Académie des Sciences, Belles-Lettres et Arts de Clermont

La Société littéraire de Clermont est établie par lettres patentes du roi le 25 août 1747. C’est le jour de la Saint-Louis, alors patron de ladite Société, que se tient la première séance publique sous la direction de Guillaume Dufraisse de Vernines, avocat général à la Cour des Aides. Soutenue par les Intendants d’Auvergne, Bonaventure, Robert Rossignol puis Antoine de Chazerat, elle s’inscrit dans le mouvement des Lumières, attentif à toutes les Sciences, aux Arts et aux Lettres. Jean-Charles Trudaine, en était membre honoraire.

La Société des Sciences, Arts et Belles-Lettres avait pour mission d’entretenir le culte des lettres et de mettre en valeur les richesses naturelles et archéologiques de la province : tels étaient ses objectifs énoncés par l’avocat Quériau, son premier Secrétaire Général.

Elle obtint en mai 1780 des lettres patentes royales reconnaissant son existence, ses statuts et son rôle pour le progrès des sciences, des belles-lettres et des beaux-arts, et l’autorisant à prendre alors le nom d’ “Académie royale”.

1747

Création de la Société littéraire de Clermont.

1750

Reconnue par le Roi, elle se compose de trente membres ordinaires (les actuels titulaires, plus cinq honoraires et cinq étrangers) qui se donnent un règlement et un directeur, élu de trois ans en trois ans.

1780

Par lettres patentes, la Société est promue en Académie royale ayant pour rôle de favoriser le progrès des sciences, des belles-lettres et des beaux-arts.

1789

Lors de sa dernière séance, à l’orée de la Révolution, Georges Couthon prononce un éloge de la patience.

Le futur gouvernant révolutionnaire, élément radical du « parti républicain », ne représente cependant pas le positionnement majoritaire de la Compagnie.

1791

En décembre, le Directoire du département ordonne la saisie de toutes les archives de l’Académie et de la Société d’Agriculture. Ces deux sociétés avaient fusionné depuis plusieurs années.

1793

Le 8 août, la Convention supprime toutes les Académies de province et autres sociétés littéraires patentées.

1795

Le 25 octobre, création de l’Institut de France qui regroupe alors trois académies survivantes (Académie Française, Académie des Inscriptions & Belles-Lettres et Académie des Sciences), auxquelles s’ajouteront au XIXe siècle l’Académie des Beaux-Arts et l’Académie des Sciences Morales et Politiques.

1818 et 1823

À la Restauration, deux nouvelles entités culturelles apparaissent : la “Société d’encouragement des Belles-Lettres et Arts de la ville de Clermont” et la “Société académique de géologie, minéralogie et botanique d’Auvergne”, dont est en partie issue l’actuelle Société d’histoire naturelle d’Auvergne (S.H.N.A.). Elles préludent à la reconstitution de l’Académie. La Société réorganisée, issue de leur fusion, reprend vie et ses séances à partir de 1824.

1825

Le 10 janvier, a lieu la première réunion de la nouvelle Société libre des Sciences, Belles-lettres et Arts de Clermont.

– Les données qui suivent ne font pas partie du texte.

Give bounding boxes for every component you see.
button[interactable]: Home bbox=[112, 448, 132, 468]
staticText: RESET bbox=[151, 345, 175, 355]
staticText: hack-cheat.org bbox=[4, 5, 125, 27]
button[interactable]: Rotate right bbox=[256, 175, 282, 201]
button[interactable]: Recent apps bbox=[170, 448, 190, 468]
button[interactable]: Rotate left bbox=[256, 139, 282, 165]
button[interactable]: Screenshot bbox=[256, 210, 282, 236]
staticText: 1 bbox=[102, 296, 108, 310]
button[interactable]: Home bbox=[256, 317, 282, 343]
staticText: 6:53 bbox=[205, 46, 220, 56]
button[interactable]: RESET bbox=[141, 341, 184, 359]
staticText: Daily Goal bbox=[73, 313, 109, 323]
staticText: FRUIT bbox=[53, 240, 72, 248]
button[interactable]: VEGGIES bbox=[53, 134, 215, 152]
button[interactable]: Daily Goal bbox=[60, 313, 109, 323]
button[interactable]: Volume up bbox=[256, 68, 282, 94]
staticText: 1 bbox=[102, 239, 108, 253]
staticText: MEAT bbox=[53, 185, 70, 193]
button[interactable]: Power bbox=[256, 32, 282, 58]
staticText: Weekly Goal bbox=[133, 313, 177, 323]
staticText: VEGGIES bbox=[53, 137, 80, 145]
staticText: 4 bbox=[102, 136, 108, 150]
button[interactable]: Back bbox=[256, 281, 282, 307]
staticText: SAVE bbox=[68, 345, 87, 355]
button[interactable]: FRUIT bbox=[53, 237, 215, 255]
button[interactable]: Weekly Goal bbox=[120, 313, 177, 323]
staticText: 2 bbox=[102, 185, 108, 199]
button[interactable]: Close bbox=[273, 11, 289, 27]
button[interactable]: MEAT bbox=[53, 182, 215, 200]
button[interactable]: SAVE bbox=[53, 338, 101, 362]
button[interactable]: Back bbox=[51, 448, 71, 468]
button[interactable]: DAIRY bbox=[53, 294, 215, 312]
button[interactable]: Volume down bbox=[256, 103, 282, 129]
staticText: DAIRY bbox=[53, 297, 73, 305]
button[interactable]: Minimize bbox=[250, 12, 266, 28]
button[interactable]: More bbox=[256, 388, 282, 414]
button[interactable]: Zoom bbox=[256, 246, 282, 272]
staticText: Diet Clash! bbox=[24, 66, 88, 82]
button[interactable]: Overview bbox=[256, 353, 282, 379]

Comme les 33 autres Académies de province, elle est affiliée à la Conférence Nationale des Académies, placée sous l’égide de l’Institut
de France.

1829

Le 11 février, par une ordonnance du roi Charles X, elle est reconnue d’utilité publique, habilitée à recevoir des legs et autorisée à porter à nouveau le titre d’Académie.

1901

La loi Waldeck-Rousseau sur les associations, du 1er juillet, concerne aussi l’Académie de Clermont. Celle-ci conserve néanmoins ses spécificités historiques en liaison avec sa puissance tutélaire, l’Institut de France.